How to make the sugar glaze:
-Dissolve flour in water, cook, and keep moving continuously until it reaches a consistency of thick cream.
-Remove from the flame and keep stirring, and once cooled apply glaze to the bread with a brush.
— Repostería Selecta (Select Pastries) by Josefina Velázquez de León, 1938
 

Ingredients:

Dough

  • 500 g bread flour, divided
  • 1/2 cup (90 ml) lukewarm water
  • 1 1/2 tablespoons (14 g) dried yeast
  • 2 eggs, lightly beaten
  • 5 egg yolks, lightly beaten
  • 2/3 cup (130 g) sugar
  • 8 tablespoons (113 g) butter
  • 8 tablespoons (113 g) lard (you can also use all butter)
  • 2 tablespoons of orange blossom water
  • 2 teaspoons orange zest
  • 1 teaspoon anise seeds
  • 6 tablespoons (90 ml) water
  • 1 teaspoon of salt

Decoration

  • 1 egg
  • 1/2 cup (120 ml) plus 1 tablespoon (15 ml) water, divided
  • 1 tablespoon (7 1/2 g) flour
  • Sugar, for dusting

Instructions:

  1. Combine the dried yeast with 1/2 cup (120 ml) lukewarm water and 1/2 cup (60 g) of the bread flour.

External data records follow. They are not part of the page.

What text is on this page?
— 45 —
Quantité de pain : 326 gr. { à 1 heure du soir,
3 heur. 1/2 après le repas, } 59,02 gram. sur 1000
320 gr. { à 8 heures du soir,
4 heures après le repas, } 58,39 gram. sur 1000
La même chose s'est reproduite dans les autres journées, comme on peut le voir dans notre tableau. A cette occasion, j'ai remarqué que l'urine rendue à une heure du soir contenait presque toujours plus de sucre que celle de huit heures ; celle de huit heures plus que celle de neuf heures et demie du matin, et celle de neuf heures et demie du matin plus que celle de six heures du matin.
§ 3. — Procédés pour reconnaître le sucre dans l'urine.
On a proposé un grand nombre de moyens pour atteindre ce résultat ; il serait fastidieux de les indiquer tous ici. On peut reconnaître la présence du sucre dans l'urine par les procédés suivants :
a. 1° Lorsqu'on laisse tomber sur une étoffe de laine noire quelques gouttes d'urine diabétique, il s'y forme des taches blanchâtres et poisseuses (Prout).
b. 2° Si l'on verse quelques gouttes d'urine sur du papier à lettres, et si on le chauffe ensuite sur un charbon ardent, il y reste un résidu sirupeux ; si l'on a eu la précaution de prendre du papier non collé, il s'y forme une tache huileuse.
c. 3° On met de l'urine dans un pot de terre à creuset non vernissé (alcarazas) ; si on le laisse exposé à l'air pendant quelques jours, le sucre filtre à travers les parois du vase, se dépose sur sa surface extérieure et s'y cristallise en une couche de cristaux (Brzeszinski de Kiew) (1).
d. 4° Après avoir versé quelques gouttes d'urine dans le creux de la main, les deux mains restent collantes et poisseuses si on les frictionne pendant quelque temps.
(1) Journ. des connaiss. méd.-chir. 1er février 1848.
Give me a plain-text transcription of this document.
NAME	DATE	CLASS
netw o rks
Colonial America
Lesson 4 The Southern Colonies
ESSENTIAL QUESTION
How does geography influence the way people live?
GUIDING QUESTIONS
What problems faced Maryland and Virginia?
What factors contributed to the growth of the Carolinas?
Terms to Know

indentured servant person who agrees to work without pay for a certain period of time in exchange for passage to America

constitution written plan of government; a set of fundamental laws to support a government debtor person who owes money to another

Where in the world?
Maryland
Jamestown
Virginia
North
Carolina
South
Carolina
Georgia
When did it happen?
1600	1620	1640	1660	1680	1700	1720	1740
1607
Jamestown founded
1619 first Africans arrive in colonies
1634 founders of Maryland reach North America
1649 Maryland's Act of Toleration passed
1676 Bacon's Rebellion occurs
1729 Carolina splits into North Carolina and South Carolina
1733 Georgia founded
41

Whisk together, cover, and let sit for 30 minutes.
  2. Mix the anise seeds with 6 tablespoons (90 ml) water in a saucepan and set it over medium heat and simmer for 2 minutes. Strain out the seeds and set the water aside to cool.
  3. Once the yeast mixture is ready, add it to the remaining flour along with the salt, sugar, orange zest, orange blossom water, cooled anise water, 2 eggs, and 5 yolks. Mix together by hand or with the paddle of a stand mixer on low until combined, and then switch to a dough hook and knead on high for 10 to 12 minutes or until the dough comes away from the sides of the bowl.
  4. Reduce speed to low and add in the butter and/or lard 3 tablespoons at a time, fully incorporating it before adding more. The dough will be very sticky, so use a stand mixer if you have one. You could do it by hand, but I opted for more modern methods. Once all of the fat is incorporated, knead on medium high for 10 more minutes or until the dough becomes nice and smooth.
  5. Set the dough in a lightly greased container, cover, and let it sit for 2 hours or until it's doubled in size. Turn it out onto a lightly greased surface, fold it over on itself, and return it to the container, covered, and let it rise in the refrigerator for 6-12 hours.
  6. Take the dough out of the fridge and let it return to room temperature (about 1 hour), then set aside 10 1/2 ounces (300 g) of dough for the decoration. Divide the remaining dough into 4 equal pieces (this can also be 2 large loaves or 8 smaller loaves). Shape the dough into balls and place on a lined baking sheet, firmly pressing them down to create a flat top.
  7. Divide the 300 g of reserved dough into 4 pieces. Each piece should be made into a small ball about 1” across and the rest should be rolled into ropes about twice the length of the main loaves. Divide the ropes into 4 pieces, shaping the middle to be slightly thinner than the ends to give the appearance of a bone.
  8. Whisk the remaining egg with 1 tablespoon of water and brush the mixture onto one side of each of the bones and ball to act as glue. Set 4 bones on each loaf in a cross pattern then stick the dough ball on top and press it down firmly. Cover the loaves and allow to rise for 90 minutes or until doubled in size.
  9. Preheat the oven to 350°F (175°C).
  10. Brush the risen loaves with the remaining egg wash and bake for 20 to 25 minutes. If you make smaller loaves, they’ll take less time to bake. Once they bottoms of the loaves are a deep golden brown, remove them from the oven and let them cool completely.
  11. Whisk together 1 tablespoon of flour into 1/2 cup of water and set over low heat, stirring until it thickens. Let it cool, stirring continuously, then brush it on the cooled loaves and dust with plenty of sugar. Wait 5 minutes, dust with more sugar, then serve them forth.